Damant meresepkan mendengarkan tanpa menghakimi sebagai langkah pertama untuk merawat pasien yang mengalami stigma.

“Orang yang menderita long COVID tidak berpura-pura, mereka tidak lemah, mereka tidak perlu dirawat seperti menderita penyakit menular,” kata Damant. “Informasi yang salah, stereotip, pelabelan, hanya melanggengkan stigmatisasi, jadi kita perlu menantangnya.”

Fung setuju. Dia mengatakan dia bahkan menemukan kenyamanan dalam hasil penelitian, menyadari bahwa pengalamannya dengan stigma terkait penyakit tidaklah unik. Menjadi pasien COVID yang lama telah membantunya membangun empati dan membuatnya lebih sadar akan bias bawaan setiap orang.

“Ini adalah perjuangan, kurva pembelajaran, yang membantu saya mulai mengadvokasi pasien lain yang mungkin memiliki penyakit kronis, termasuk COVID yang lama dan terutama myalgic encephalomyelitis, yang telah diabaikan selama beberapa dekade, dan saya berharap mereka akan mendapat manfaat,” dia kata. “Kebaikan dapat membantu mengurangi bahaya.”

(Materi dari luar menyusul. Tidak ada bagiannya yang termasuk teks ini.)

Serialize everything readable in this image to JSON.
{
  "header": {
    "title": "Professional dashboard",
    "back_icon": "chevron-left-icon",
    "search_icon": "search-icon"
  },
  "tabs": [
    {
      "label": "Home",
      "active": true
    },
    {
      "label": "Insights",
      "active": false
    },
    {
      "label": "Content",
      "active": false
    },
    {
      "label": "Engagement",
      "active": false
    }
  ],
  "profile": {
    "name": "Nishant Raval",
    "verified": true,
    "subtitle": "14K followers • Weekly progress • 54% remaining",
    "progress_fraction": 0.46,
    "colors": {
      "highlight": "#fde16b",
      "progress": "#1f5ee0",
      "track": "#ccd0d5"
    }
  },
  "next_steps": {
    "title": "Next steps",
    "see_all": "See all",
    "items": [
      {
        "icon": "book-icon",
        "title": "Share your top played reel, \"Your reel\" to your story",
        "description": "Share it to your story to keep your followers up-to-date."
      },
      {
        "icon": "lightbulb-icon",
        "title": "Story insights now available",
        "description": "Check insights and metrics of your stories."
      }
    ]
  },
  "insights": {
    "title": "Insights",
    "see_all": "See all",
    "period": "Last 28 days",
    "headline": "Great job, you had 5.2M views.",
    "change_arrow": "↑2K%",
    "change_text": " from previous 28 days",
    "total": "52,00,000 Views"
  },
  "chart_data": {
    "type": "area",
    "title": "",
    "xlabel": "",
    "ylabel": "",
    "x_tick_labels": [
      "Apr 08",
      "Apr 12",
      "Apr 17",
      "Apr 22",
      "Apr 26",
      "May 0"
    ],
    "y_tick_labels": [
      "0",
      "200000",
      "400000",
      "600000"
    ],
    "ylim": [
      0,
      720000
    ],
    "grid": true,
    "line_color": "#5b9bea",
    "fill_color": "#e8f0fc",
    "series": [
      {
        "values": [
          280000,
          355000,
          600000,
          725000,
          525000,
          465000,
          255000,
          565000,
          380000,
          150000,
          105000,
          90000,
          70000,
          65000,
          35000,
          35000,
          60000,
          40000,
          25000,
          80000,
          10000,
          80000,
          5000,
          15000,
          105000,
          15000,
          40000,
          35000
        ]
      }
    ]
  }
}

Pekerjaan ini diterbitkan dalam jurnal eClinicalMedicine.

Informasi lebih lanjut: Ronald W. Damant et al, Keandalan dan validitas kuesioner stigma kondisi pasca COVID-19: Studi kohort prospektif, eClinicalMedicine (2022). DOI: 10.1016/j.eclinm.2022.101755

Disediakan oleh Universitas Alberta

Kutipan: Pengangkut jarak jauh COVID menghadapi stigma: Studi (2023, 16 Januari) diambil 16 Januari 2023 dari https://medicalxpress.com/news/2023-01-covid-long-haulers-stigma.html

Dokumen ini tunduk pada hak cipta. Terlepas dari kesepakatan yang adil untuk tujuan studi atau penelitian pribadi, tidak ada bagian yang boleh direproduksi tanpa izin tertulis. Konten disediakan untuk tujuan informasi saja.